- Durée : 1 heure et 33 minutes
- Dvd : 21 mai 2024
- Cinéma : 20 décembre 2023
- Acteurs : Sam Spruell, Mark Stanley, Marcelo Alonso, Alfredo Castro, Mariano Llinás
- Sous-titres : Français
- Langue : Espagnol
- Studio : Blaq Out
L’histoire : Terre de Feu, République du Chili, 1901. Un territoire immense, fertile, que l’aristocratie blanche cherche à « civiliser ». Trois cavaliers sont engagés par un riche propriétaire terrien, José Menendez, pour déposséder les populations autochtones de leurs terres et ouvrir une route vers l’Atlantique. Sous les ordres du lieutenant MacLennan, un soldat britannique, et d’un mercenaire américain, le jeune métis chilien, Segundo, découvre le prix de la construction d’une jeune nation, celui du sang et du mensonge.

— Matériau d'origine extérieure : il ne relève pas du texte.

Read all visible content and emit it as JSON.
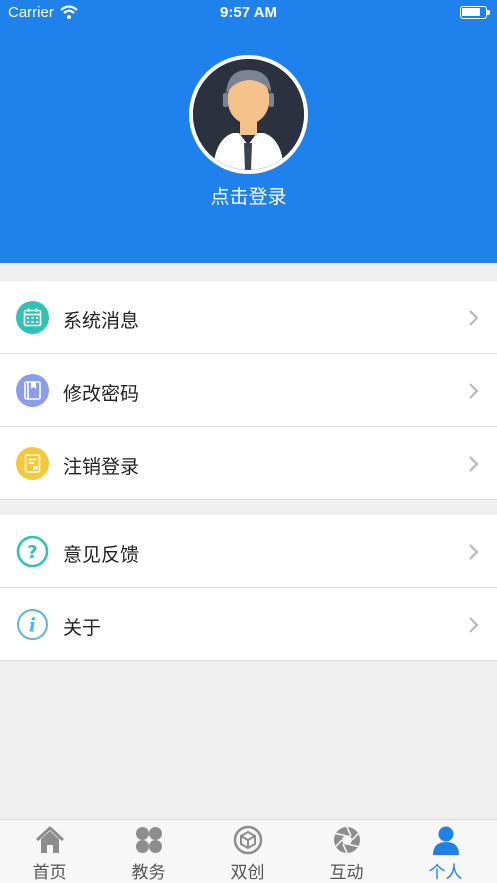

Si les étoiles n’apparaissent pas, reportez-vous à la fin de l’article
La colonisation de l’Amérique du Sud, comme toutes interventions expansionnistes, a entraîné le massacre d’un grand nombre d’autochtones. Les Indiens Selknam, dont l’extermination systématique demeure encore aujourd’hui une grande inconnue au pays d’Allende et de Victor Jara.
Je ne sais trop pourquoi, mais en suivant le périple de ces trois hommes chargés de tracer une route pour un gros éleveur de moutons, leurs luttes me reviennent à l’esprit. Felipe Galvez, le réalisateur n’y fait aucune allusion, mais son style scénographique, sa prégnance historique posent les bases d’un récit profondément enraciné sur cette Terre de Feu, où le Chili va voir le jour.
Le trio est disparate (photo): un ancien militaire britannique, un mercenaire américain, à la solde d’un gros propriétaire terrien où travaille, tel un esclave, Segundo, un jeune métis désigné pour les accompagner.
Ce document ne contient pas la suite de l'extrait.